Pero es hora de que mueras…
Cuatro cielos distintos sangraban, ardían y gritaban.
Cuatro mujeres danzaban al filo de la muerte con sonrisas que nunca llegaban a sus ojos.
—-
Kale holgazaneaba ahora en el trono, con una pierna sobre el reposabrazos y los dedos marcando un ritmo perezoso.
—¿Cuánto tiempo lleva esto así?
Yonna no lo miró.
—El primer ataque se lanzó hace tres semanas.
Tus… mujeres llevan enzarzadas con esos cuatro Rangos-A cerca de media hora.
—¿Y sus Rangos S todavía no se han movido?
—la voz de Kale denotaba una diversión perezosa.
—¿Y por qué iban a hacerlo?
—el tono de Yonna era de acero invernal—.
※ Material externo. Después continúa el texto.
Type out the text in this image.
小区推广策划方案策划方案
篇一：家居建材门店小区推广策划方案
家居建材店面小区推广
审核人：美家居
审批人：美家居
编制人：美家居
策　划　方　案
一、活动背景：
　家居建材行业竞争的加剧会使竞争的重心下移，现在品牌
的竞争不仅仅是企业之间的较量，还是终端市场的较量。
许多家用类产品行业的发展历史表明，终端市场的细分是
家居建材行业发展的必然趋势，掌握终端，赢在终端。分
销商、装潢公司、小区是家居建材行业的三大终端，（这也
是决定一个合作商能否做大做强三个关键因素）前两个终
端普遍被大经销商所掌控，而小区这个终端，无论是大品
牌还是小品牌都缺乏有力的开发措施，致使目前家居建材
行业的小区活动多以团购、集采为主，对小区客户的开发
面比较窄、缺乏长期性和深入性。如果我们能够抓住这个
Las tropas que mueren ahí abajo son carne de cañón, en el mejor de los casos.
Tú lo sabes.
Kale se levantó, con el sigilo parpadeando en su lengua mientras sonreía.
—Entonces, no alarguemos demasiado esta guerra.
Iré yo mismo al campo de batalla.
Contacta con mi madre.
Dile que venga…
Las dos podéis observar desde la poza.
Pienso obtener ese rango en dos meses.
Ya estaba saliendo, y sus botas resonaban contra la obsidiana como los primeros compases de una marcha fúnebre.
Yonna se giró, la confusión asomó a su rostro por primera vez, y luego se transformó en algo afilado y hambriento.
«Dos meses…
Para entonces…»
Sus dedos se curvaron sobre su palma, con las uñas hundiéndose en la carne hasta formar medias lunas.
Llevaba demasiados años estancada en el Pico del Rango A.
Pero ahora tenía una pista sobre cómo seguir adelante…
Vio cómo la puerta se cerraba tras él y le susurró al aire vacío: —Je, parásito.